Two recent IRS releases confirmed certain points regarding the deductibility of success-based fees in stock acquisitions for federal income tax purposes. A fuller explanation of the tax issues associated with investment banking fees was distributed by our firm. There are additional requirements associated with the deductibility of investment banking fees beyond what is covered in this article.
In the context of drafting and negotiating investment bankers’ engagement letters, consideration should be given to maximizing the amount conditioned on the closing, to the extent possible.
Pre-Closing Nonrefundable Payments to Investment Bankers Not Eligible for Safe Harbor Tax Deduction Treatment
Many investment bankers’ engagement letters provide for a fixed fee paid on certain events prior to closing, such as on the signing of a merger agreement or on shareholder approval of the acquisition.
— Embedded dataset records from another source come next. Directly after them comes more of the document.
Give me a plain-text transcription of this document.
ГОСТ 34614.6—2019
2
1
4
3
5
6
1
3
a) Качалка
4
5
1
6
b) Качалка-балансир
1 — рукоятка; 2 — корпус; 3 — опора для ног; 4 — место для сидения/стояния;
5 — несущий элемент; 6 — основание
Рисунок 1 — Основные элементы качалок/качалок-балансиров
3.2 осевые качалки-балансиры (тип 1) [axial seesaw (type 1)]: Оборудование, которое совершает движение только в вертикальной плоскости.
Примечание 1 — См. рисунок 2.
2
The amounts paid on these pre-closing events are not refundable in the event the transaction does not close, and they are treated as a prepayment against the aggregate fee that would otherwise be payable at closing.
Last year the IRS issued Rev. Proc. 2011-29, which provides a safe harbor allowing for the deductibility of 70 percent of the investment banking fees that are contingent on closing. This rule is favorable because it avoids the documentation that would be necessary (under pre-existing regulations) for deductibility based on the investment banker’s efforts allocated to periods prior to certain bright-line dates (e.g., letter of intent date) – a difficult task.
Chief Counsel Advice 201234027 concludes that "success-based fees" within the meaning of the Rev. Proc. excludes nonrefundable payments that are not contingent on the successful closing of a transaction. This means that payments due and payable on the signing of a merger document or shareholder approval (rather than on the closing) are not success-based fees within the meaning of the IRS safe-harbor guidance. If a taxpayer has to rely on the bright-line date test, pre-closing investment bankers’ fees related to an acquisition are generally more difficult to deduct, rather than capitalize. This is because of the inability to obtain the requisite information from investment bankers (and the challenge with properly documenting the timeline of services rendered) and because the bright-line test might allow only a small portion of such fees to be deductible even if proper documentation can be developed.
An interesting aspect of the IRS release is that pre-closing payments contingent on shareholder approval could, in certain instances, be very close in time to the closing. It is unclear from the release at what point in the timeline shareholder approval was obtained.
Go Shop Provision in Agreement Does Not Delay Bright-Line Date
A second IRS release (CCA201234026) discusses the application of the bright-line date in the situation where the merger agreement contained a "go shop" provision and the favorable Rev. Proc. 2011-29 70 percent safe harbor is not used by the taxpayer. In situations where the parties do not have a letter of intent or an exclusivity agreement, the merger agreement might mark the bright-line date. In that case, the documentation needs to illustrate how much of the success-based fees and related investment bankers’ services are allocable to periods prior to such date.
The IRS concludes that though the merger agreement contains a go shop provision, it does not delay the bright-line date. This is consistent with the IRS position that the nonbinding aspect of a letter of intent does not delay the bright-line date. Because a letter of intent is signed early in the acquisition process, the deduction available without regard to Rev. Proc. 2011-29 would be less than 70 percent.
In many instances, the favorable safe harbor of Rev. Proc. 2011-29 provides a better tax result than the application of the bright-line date that has existed in the regulations for eight years. The taxpayer in the recent release might have been striving for a deduction that exceeds 70 percent of the success-based fee under the bright-line test.